British Heart Foundation Cardiovascular Research Centre, University of Glasgow, Glasgow, UK.
University of Groningen, Department of Cardiology, University Medical Center Groningen, Groningen, The Netherlands.
Eur J Heart Fail. 2016 Dec;18(12):1508-1517. doi: 10.1002/ejhf.609. Epub 2016 Jul 18.
We investigated the association between worsening renal function (WRF) that occurs during renin-angiotensin-aldosterone system inhibition initation and outcome in heart failure (HF) patients with preserved ejection fraction (HFPEF) and compared this with HF patients with reduced ejection fraction (HFREF).
We examined changes in estimated glomerular filtration rate (GFR) and the relationship between WRF (defined as ≥26.5 µmol/L and ≥25% increase in serum creatinine from baseline to 6 weeks) and outcome, according to randomized treatment, in patients with HFREF (EF <45%; n = 1569) and HFPEF (EF ≥45%; n = 836) in the CHARM programme. The primary outcome was cardiovascular death or HF hospitalization. Estimated GFR decreased 9.0 ± 21 vs. 4.0 ± 21 mL/min/1.73 m with candesartan and placebo, respectively, and this was similar in HFREF and HFPEF. WRF developed more frequently with candesartan, 16% vs. 7%, P < 0.001, with similar findings in patients with HFREF and HFPEF. WRF was associated with a higher risk of the primary outcome: multivariable hazard ratio (HR) 1.26, 95% confidence interval 1.03-1.54, P = 0.022, in both treatment groups, and in both HFREF and HFPEF (P for interaction 0.98). In HFREF, WRF was mostly related to HF hospitalization, while in HFPEF, WRF seemed more associated with mortality.

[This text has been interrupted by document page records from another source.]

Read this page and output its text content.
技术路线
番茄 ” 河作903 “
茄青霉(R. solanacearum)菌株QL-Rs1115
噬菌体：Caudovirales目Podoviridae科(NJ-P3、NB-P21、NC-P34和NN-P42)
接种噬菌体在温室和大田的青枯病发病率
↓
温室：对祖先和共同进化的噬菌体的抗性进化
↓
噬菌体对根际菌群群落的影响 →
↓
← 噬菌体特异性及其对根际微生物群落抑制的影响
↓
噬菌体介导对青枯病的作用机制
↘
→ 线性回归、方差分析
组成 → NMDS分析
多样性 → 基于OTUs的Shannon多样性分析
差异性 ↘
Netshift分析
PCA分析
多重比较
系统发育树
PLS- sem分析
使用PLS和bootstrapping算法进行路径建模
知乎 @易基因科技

GFR decreased more and WRF was more common with candesartan compared with placebo, and this was similar in HFREF and HFPEF. WRF was associated with worse outcomes in HFREF and HFPEF. Although no formal interaction was present, the association between candesartan treatment, WRF, and type of clinical outcome was slightly different between HFREF and HFPEF.
我们研究了血管紧张素-肾素-醛固酮系统抑制剂起始时肾功能恶化(WRF)与射血分数保留型心力衰竭(HFPEF)和射血分数降低型心力衰竭(HFREF)患者结局之间的关系,并将其与 HFREF 患者进行了比较。

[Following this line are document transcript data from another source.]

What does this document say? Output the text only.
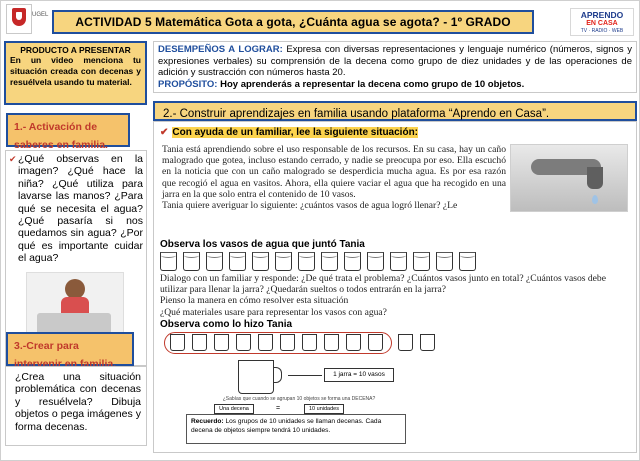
UGEL ACTIVIDAD 5 Matemática Gota a gota, ¿Cuánta agua se agota? - 1º GRADO	APRENDO
EN CASA
TV · RADIO · WEB
PRODUCTO A PRESENTAR
En un video menciona tu situación creada con decenas y resuélvela usando tu material.
1.- Activación de saberes en familia.
✔ ¿Qué observas en la imagen? ¿Qué hace la niña? ¿Qué utiliza para lavarse las manos? ¿Para qué se necesita el agua? ¿Qué pasaría si nos quedamos sin agua? ¿Por qué es importante cuidar el agua?
3.-Crear para intervenir en familia.
¿Crea una situación problemática con decenas y resuélvela? Dibuja objetos o pega imágenes y forma decenas.
DESEMPEÑOS A LOGRAR: Expresa con diversas representaciones y lenguaje numérico (números, signos y expresiones verbales) su comprensión de la decena como grupo de diez unidades y de las operaciones de adición y sustracción con números hasta 20.
PROPÓSITO: Hoy aprenderás a representar la decena como grupo de 10 objetos.
2.- Construir aprendizajes en familia usando plataforma “Aprendo en Casa”.
✔ Con ayuda de un familiar, lee la siguiente situación:
Tania está aprendiendo sobre el uso responsable de los recursos. En su casa, hay un caño malogrado que gotea, incluso estando cerrado, y nadie se preocupa por eso. Ella escuchó en la noticia que con un caño malogrado se desperdicia mucha agua. Es por esa razón que recogió el agua en vasitos. Ahora, ella quiere vaciar el agua que ha recogido en una jarra en la que solo entra el contenido de 10 vasos.
Tania quiere averiguar lo siguiente: ¿cuántos vasos de agua logró llenar? ¿Le
Observa los vasos de agua que juntó Tania
Dialogo con un familiar y responde: ¿De qué trata el problema? ¿Cuántos vasos junto en total? ¿Cuántos vasos debe utilizar para llenar la jarra? ¿Quedarán sueltos o todos entrarán en la jarra?
Pienso la manera en cómo resolver esta situación
¿Qué materiales usare para representar los vasos con agua?
Observa como lo hizo Tania
1 jarra = 10 vasos
¿Sabías que cuando se agrupan 10 objetos se forma una DECENA?
Una decena	=	10 unidades
Recuerdo: Los grupos de 10 unidades se llaman decenas. Cada decena de objetos siempre tendrá 10 unidades.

我们在 CHARM 研究中检查了 HFREF(EF <45%;n = 1569)和 HFPEF(EF ≥45%;n = 836)患者中,根据随机治疗,WRF(定义为 6 周内血清肌酐较基线增加≥26.5 μmol/L 和≥25%)和结局之间的变化。主要结局为心血管死亡或 HF 住院。与安慰剂相比,坎地沙坦分别使估算肾小球滤过率(GFR)下降 9.0 ± 21 和 4.0 ± 21 mL/min/1.73 m2,HFREF 和 HFPEF 中结果相似。坎地沙坦组 WRF 的发生率更高,为 16%,安慰剂组为 7%,P < 0.001,HFREF 和 HFPEF 中也有类似发现。WRF 与主要结局风险增加相关:多变量危险比(HR)为 1.26,95%置信区间为 1.03-1.54,P = 0.022,在两组和 HFREF 和 HFPEF 中(P 交互作用 0.98)。在 HFREF 中,WRF 主要与 HF 住院有关,而在 HFPEF 中,WRF 似乎与死亡率更相关。
与安慰剂相比,坎地沙坦使 GFR 下降更多,WRF 更常见,HFREF 和 HFPEF 中结果相似。WRF 与 HFREF 和 HFPEF 的不良结局相关。尽管没有正式的交互作用,但坎地沙坦治疗、WRF 和临床结局类型之间的关联在 HFREF 和 HFPEF 之间略有不同。